Oranges and Sunshine tells the story of Margaret Humphreys, a social worker from Nottingham, who uncovered one of the most significant social scandals in recent times: the forced migration of children from the United Kingdom. Almost single-handedly, against overwhelming odds and with little regard for her own well-being, Margaret reunited thousands of families, brought authorities to account and worldwide attention to an extraordinary miscarriage of justice.
Margaret discovered a secret that the British government had kept hidden for years: one hundred and thirty thousand children in care had been sent abroad to commonwealth countries, mainly Australia. Children as young as four had been told that their parents were dead, and been sent to children’s homes on the other side of the world. Many were subjected to appalling abuse. They were promised oranges and sunshine, they got hard labour and life in institutions.
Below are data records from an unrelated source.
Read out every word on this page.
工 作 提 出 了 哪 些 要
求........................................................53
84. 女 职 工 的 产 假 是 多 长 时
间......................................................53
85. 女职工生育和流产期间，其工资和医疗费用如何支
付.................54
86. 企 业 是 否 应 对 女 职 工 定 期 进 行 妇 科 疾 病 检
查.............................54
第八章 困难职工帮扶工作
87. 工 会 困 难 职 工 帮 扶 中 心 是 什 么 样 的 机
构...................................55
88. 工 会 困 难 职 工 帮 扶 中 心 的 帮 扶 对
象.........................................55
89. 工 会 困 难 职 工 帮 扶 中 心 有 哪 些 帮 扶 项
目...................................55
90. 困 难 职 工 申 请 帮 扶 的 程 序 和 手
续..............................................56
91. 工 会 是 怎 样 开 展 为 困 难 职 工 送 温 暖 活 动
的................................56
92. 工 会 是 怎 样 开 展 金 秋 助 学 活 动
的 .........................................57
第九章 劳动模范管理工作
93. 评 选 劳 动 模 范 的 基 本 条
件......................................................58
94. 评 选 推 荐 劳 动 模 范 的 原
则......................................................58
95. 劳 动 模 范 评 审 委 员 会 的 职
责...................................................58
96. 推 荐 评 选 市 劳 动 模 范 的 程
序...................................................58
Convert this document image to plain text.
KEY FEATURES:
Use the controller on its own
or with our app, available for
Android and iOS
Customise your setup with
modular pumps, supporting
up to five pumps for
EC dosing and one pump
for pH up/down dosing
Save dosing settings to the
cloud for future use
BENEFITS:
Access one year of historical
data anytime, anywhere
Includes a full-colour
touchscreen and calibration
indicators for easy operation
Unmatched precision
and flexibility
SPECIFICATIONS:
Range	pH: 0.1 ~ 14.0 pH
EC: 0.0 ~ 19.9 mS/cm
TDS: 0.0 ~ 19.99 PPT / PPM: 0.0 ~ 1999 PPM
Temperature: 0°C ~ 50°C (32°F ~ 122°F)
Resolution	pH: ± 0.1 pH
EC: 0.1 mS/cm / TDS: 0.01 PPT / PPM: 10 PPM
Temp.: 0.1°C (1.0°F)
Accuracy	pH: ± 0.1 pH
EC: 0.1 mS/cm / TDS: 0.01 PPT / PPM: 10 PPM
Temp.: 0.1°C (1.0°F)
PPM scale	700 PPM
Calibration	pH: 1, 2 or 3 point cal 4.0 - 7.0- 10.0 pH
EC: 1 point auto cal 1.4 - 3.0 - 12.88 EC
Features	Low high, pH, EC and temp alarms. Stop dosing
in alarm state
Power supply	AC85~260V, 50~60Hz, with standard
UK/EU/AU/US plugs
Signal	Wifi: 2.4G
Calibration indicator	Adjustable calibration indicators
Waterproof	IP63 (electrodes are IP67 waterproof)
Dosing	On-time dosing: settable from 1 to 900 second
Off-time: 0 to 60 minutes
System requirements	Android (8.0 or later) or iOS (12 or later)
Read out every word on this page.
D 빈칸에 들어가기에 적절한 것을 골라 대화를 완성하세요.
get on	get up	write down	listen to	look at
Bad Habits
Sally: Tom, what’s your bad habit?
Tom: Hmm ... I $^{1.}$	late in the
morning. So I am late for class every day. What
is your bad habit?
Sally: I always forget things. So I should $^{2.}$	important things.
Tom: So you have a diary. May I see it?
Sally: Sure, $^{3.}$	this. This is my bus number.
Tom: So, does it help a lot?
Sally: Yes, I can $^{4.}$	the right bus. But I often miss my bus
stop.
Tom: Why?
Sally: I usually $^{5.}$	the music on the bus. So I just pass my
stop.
Margaret’s an unstoppable force of nature. But she’s also a working mother trying to do her best for her own family, while she struggles to repair the damage done to others. When a strange, angry Australian woman accosts her on a rainy Nottingham night, Margaret thinks she’s trying to help one lost daughter find her mother. Instead, her investigation leads to the discovery of thousands of other lost sons and daughters, who have no-one to help them, speak for them or defend them. Margaret becomes their only hope – the British and Australian governments show no interest in even acknowledging their existence.
No-one can know how they’ll respond to an almost impossible challenge. Margaret just picks it up. It takes her on a journey from a tower block in Nottingham to remote childrens’ homes in the Australian outback. It challenges her own professional practice as a social worker, tests her marriage and family to its limits, and leads to threats on her life.
On the way she meets thousands of adults still carrying the damage done to them as children. Some are impossible for her to turn away from, like gentle, enigmatic Jack; some are initially impossible for her to warm to, like brash, wealthy Len. Some of them are reunited with living parents, for some it is too late – their mothers are already dead. All of them, through Margaret’s work, become closer to her and each other than any family they’d had or lost.